The project uses a micromamba environment at `.mamba_env/`. Always activate it before running builds, tests, or the app:

```bash
eval "$(micromamba.exe shell hook --shell bash)" && micromamba activate "C:/Users/baris/projects/jarvis/.mamba_env"
```

## README Maintenance

Keep README.md up-to-date when making changes that affect user-facing functionality. Update the README when:
- Adding or removing built-in tools (update Features → Built-in Tools list)
- Changing configuration options (update Configuration section)
- Adding new MCP integration examples
- Changing system requirements or installation steps
- Fixing or introducing known limitations

README priorities (in order of importance):
1. **Privacy-first messaging** - The local/offline nature is a core selling point
2. **Quick install** - Users should get running in minutes
3. **Features list** - High-level capabilities at a glance
4. **Known limitations** - Be transparent about what doesn't work yet
5. **Configuration** - Only document options users actually need
6. **MCP integrations** - Examples for popular tools
7. **Troubleshooting** - Common issues with solutions

Keep sections concise. Use collapsible `<details>` for lengthy content. Avoid documenting internal implementation details - the README is for end users, not developers.

---

When the user says "remember" something, add it to CLAUDE.md in the appropriate section (project-specific above the ---, or portable below).

Run your changes and test them manually, iterate until everything is good.

Always use TDD: write failing tests first, then implement the fix. Tests should verify **behaviours**, not implementation details. Test what the system does (observable outcomes), not how it does it (internal state, mock call counts, etc.).

Ensure all your changes are covered by all appropriate form of automated tests - unit, integration, visual regression, evals, etc.

Tests should verify mechanisms, not current values.

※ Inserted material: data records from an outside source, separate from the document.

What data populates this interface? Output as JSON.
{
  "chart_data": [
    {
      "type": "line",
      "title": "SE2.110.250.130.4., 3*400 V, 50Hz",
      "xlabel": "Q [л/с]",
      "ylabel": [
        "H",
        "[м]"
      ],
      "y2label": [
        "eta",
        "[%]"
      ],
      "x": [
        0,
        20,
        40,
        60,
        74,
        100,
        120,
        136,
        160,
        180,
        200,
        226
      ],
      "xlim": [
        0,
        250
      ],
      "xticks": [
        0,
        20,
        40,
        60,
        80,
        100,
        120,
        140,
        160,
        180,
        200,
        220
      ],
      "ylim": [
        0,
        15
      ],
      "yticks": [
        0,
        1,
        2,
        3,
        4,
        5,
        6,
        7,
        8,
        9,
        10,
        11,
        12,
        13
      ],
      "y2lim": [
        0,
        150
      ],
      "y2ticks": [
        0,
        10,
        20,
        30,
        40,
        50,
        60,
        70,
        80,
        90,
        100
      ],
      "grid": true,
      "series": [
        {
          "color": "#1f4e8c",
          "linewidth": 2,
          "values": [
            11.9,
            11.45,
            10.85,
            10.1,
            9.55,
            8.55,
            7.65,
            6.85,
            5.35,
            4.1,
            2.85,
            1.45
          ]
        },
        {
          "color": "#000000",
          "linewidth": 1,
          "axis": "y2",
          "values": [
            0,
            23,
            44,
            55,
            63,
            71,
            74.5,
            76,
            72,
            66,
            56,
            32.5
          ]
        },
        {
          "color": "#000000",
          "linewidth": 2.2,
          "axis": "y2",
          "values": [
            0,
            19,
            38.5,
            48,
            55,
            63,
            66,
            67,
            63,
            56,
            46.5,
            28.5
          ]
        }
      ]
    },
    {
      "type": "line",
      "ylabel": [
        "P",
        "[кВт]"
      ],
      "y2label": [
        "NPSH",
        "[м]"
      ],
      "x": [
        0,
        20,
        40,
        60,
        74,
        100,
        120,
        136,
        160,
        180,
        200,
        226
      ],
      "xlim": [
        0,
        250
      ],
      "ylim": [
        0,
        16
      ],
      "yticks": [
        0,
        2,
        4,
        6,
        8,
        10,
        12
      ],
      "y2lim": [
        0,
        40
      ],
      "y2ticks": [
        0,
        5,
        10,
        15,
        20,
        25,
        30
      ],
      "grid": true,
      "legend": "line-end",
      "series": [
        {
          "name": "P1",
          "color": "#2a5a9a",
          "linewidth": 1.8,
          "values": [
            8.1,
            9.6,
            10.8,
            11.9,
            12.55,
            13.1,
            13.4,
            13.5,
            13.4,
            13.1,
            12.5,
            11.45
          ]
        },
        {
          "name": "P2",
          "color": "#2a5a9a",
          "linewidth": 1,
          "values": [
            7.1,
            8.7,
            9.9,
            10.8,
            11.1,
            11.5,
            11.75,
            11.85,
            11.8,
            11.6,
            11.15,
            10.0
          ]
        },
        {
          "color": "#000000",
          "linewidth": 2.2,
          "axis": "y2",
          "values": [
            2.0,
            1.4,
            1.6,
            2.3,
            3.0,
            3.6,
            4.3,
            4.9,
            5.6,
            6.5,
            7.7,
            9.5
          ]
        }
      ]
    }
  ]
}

Assert against config-driven or computed references rather than hardcoding specifics that change between migrations.

Run evals after finalising a change that can affect agent accuracy.

Any change to LLM prompts (system prompts, tool incentives, constraints, etc.) must be verified against a relevant eval case. If no eval exists for the behaviour being changed, write one first. The eval should demonstrate the improvement — i.e. it should fail or show worse results before the prompt change and pass or improve after.

Commit your changes when you finish a fix or feature before moving on to the next task.

Before running `git commit --amend`, always check `git log --oneline -3` first to verify you're amending the correct commit.

Always use British English everywhere (e.g. "colour" not "color", "behaviour" not "behavior", "initialise" not "initialize").

Do not use em dashes (—) in GitHub issue/PR/discussion replies or any user-facing writing. Prefer a comma, a full stop, a colon, or parentheses depending on the clause. This applies to replies you post on the user's behalf and to text generated for them.

## Prompt-engineering: denial-template mirroring

When a small model keeps producing a canonical denial ("I only have access to the information you have shared in our current conversation", "I don't have any personal information about you", etc.), don't argue against the denial in the system prompt — that rarely wins against strong priors. Instead, phrase the injected context so it literally occupies the semantic slot the denial refers to. If the model denies having "information the user has shared in prior conversations", label the block exactly that. The denial stops triggering because the thing it claims to lack is now visibly present in the prompt. Arguing with the model's priors is expensive; feeding the denial its own words with the data pre-filled is cheap.